Another common type of “mis-blink” we can easily fall into during times of change is called dependency.
Dependency is a constraint that people sometimes place upon themselves when they know what they want to do or create but they refuse to take action unless someone else behaves in a particular way. They make their own behaviour conditional or ‘dependent’ on the behaviour of others.
In many cases this is a perfectly normal part of healthy business practice: “I will deliver this service, but only if you agree to pay me XYZ amount.” Or “I will pay you XYZ amount, depending on the quality of your service.”
But in other situations, dependency can also prevent us from achieving important goals.
In June 2014, for example, Tesla Motors realised that they royalties it was charging for its batteries under normal business practice were holding the company back from achieving its strategic goals. It decided to give up those royalties and licensing fees.
As founder Elon Musk explained:
“Tesla Motors was created to accelerate the advent of sustainable transport. If we clear a path to the creation of compelling electric vehicles, but then lay intellectual property landmines behind us to inhibit others, we are acting in a manner contrary to that goal.”
In a time of churning the old rules break down. Letting go of dependency frees you to you let go of “We’ve always done it like this,” which can help you to achieve your goals.

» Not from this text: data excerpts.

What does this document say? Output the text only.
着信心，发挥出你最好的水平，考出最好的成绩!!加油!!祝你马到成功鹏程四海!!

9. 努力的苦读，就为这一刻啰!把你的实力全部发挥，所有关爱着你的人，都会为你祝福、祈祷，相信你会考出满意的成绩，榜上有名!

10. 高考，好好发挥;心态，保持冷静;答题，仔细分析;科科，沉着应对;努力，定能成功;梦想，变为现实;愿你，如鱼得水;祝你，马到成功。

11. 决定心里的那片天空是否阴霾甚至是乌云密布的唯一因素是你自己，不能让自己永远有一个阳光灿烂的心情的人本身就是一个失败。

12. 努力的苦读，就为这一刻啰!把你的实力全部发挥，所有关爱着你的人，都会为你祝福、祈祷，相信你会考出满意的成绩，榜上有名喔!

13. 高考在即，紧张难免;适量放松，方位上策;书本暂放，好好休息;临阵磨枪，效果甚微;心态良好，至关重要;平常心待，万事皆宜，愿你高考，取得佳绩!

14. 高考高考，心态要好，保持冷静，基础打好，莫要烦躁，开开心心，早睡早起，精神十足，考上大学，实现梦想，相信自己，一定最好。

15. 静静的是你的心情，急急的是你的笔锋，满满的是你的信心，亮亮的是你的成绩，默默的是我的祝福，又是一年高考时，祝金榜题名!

This kind of thinking can also allow new business models to emerge. For example, when Airbnb and Uber let go of their ‘dependency’ or requirement to own taxis or hotels or employ and directly control large numbers of people, they freed themselves to transform their industries.
Chapter 2 of Inner Leadership contains a tool for spotting these dependencies, together with the other seven mis-blinks. Applying it can help you, like Elon Musk and Tesla, to let go of your dependencies and free yourself to behave as the leader you truly are and can be.
Is there an area in your life where you are holding you back from getting the results you want, because someone else is not behaving in the way you want them to?